To complement my studies on adult corallines, I am also assessing the effect of ocean acidification on the performance of algal spores. This project was started by Dr. Kevin Miklasz while he was a post-doc at FHL, and I have continued collecting data to further explore the effect of pH on red algal spore adhesion. In the OAEL, I induced spore release from two species of red algae (one calcified and one un-calcified) to compare the effects of ocean acidification on both fleshy and calcified seaweeds. I quantified spore performance in two ways. First, I measured the time required for algal spores to attach. Then, I estimated the attachment strength of spores to the substratum. To do this I attached adult algal fronds to a carriage system that moves the alga across a settlement plate, releasing spores along the way (Figure 2). After a certain amount of time, a shear flume was attached to the settlement plate and secured. The spores were located with a microscope, and pictures were taken with an attached digital camera. Then, we applied shear forces to the settled algal spores and then re-shot the pictures to determine how many spores remained attached. We found that both alga species had delayed attachment times under low pH conditions, and interestingly, that the magnitude of this delay was the same in both the fleshy alga and the calcified alga. We also found that pH did not affect the fleshy alga in its final attachment strength, but that the calcified alga exhibited weaker attachment in low-pH water. Results show that seawater pH affects spore success, and this may also ultimately affect community composition and abundance of seaweeds along our shores.

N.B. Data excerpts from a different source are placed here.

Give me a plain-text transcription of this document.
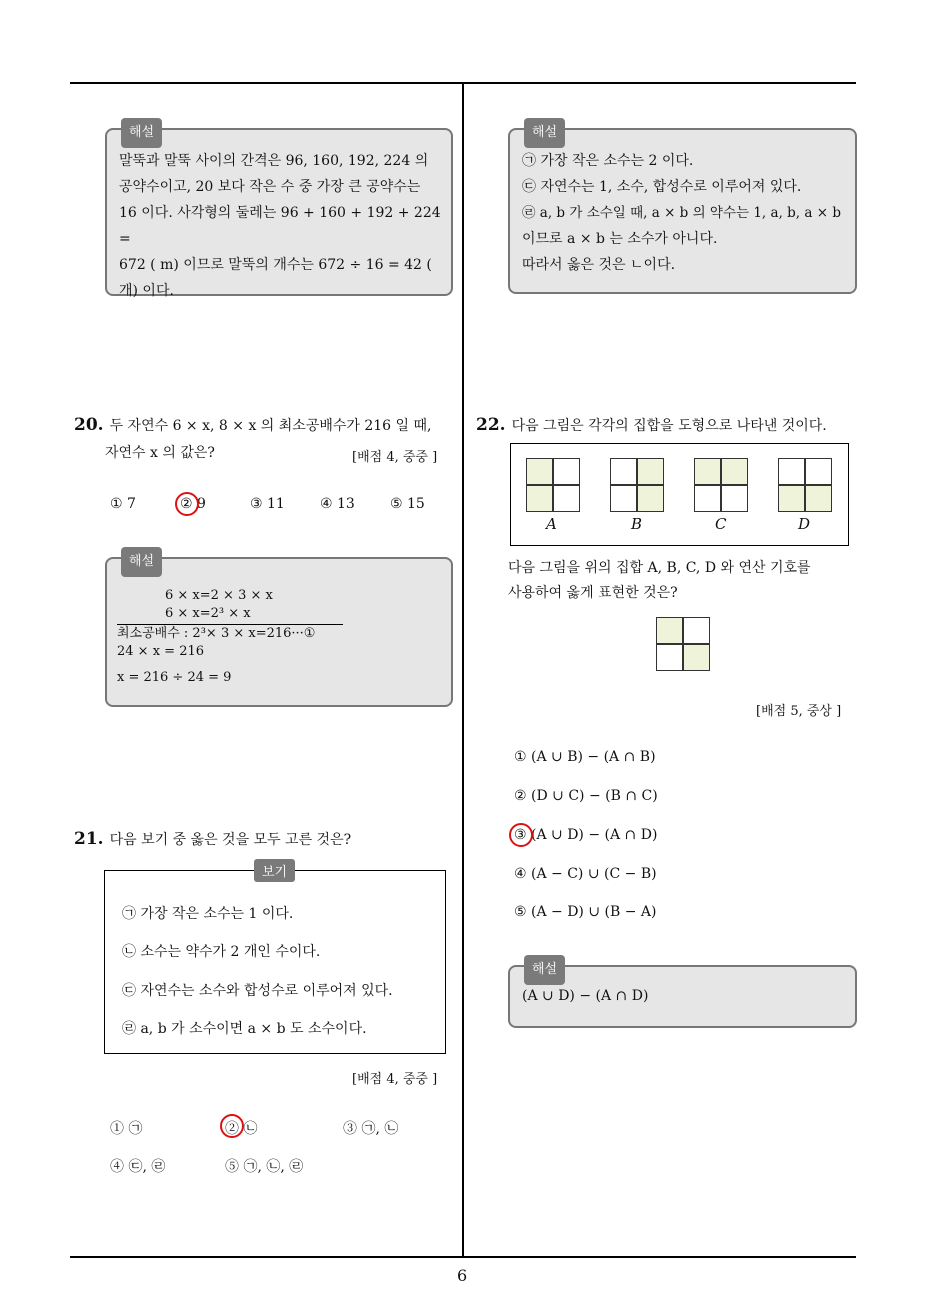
해설
말뚝과 말뚝 사이의 간격은 96, 160, 192, 224 의
공약수이고, 20 보다 작은 수 중 가장 큰 공약수는
16 이다. 사각형의 둘레는 96 + 160 + 192 + 224 =
672 ( m) 이므로 말뚝의 개수는 672 ÷ 16 = 42 (
개) 이다.
20. 두 자연수 6 × x, 8 × x 의 최소공배수가 216 일 때,
자연수 x 의 값은?	[배점 4, 중중 ]
① 7	② 9	③ 11	④ 13	⑤ 15
해설
6 × x=2 × 3 × x
6 × x=2³ × x
최소공배수 : 2³× 3 × x=216···①
24 × x = 216
x = 216 ÷ 24 = 9
21. 다음 보기 중 옳은 것을 모두 고른 것은?
보기
㉠ 가장 작은 소수는 1 이다.
㉡ 소수는 약수가 2 개인 수이다.
㉢ 자연수는 소수와 합성수로 이루어져 있다.
㉣ a, b 가 소수이면 a × b 도 소수이다.
[배점 4, 중중 ]
① ㉠	② ㉡	③ ㉠, ㉡
④ ㉢, ㉣	⑤ ㉠, ㉡, ㉣
해설
㉠ 가장 작은 소수는 2 이다.
㉢ 자연수는 1, 소수, 합성수로 이루어져 있다.
㉣ a, b 가 소수일 때, a × b 의 약수는 1, a, b, a × b
이므로 a × b 는 소수가 아니다.
따라서 옳은 것은 ㄴ이다.
22. 다음 그림은 각각의 집합을 도형으로 나타낸 것이다.
A	B	C	D
다음 그림을 위의 집합 A, B, C, D 와 연산 기호를
사용하여 옳게 표현한 것은?
[배점 5, 중상 ]
① (A ∪ B) − (A ∩ B)
② (D ∪ C) − (B ∩ C)
③ (A ∪ D) − (A ∩ D)
④ (A − C) ∪ (C − B)
⑤ (A − D) ∪ (B − A)
해설
(A ∪ D) − (A ∩ D)
6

The natural variation of physical factors in tidepools makes it challenging to predict how intertidal marine ecosystems will respond to ocean acidification. Thus, the third part of my thesis aims to document the natural variation of physical factors such as pH, temperature, light, and wave exposure in tidepools dominated by articulated coralline algae. Additionally, I am measuring the growth and biomechanical properties of articulated corallines over the course of a year to document any seasonal changes in coralline material properties or growth. This work is being completed at Dead Man’s Bay on the west side of San Juan Island, where corallines are common in the intertidal zone (Figure 3).

Overall, we are finding that coralline algae are impacted by ocean acidification in several life history stages. Consequently, the potential negative effects of ocean acidification may have cascading effects on marine communities, impacting other species and interactions between species.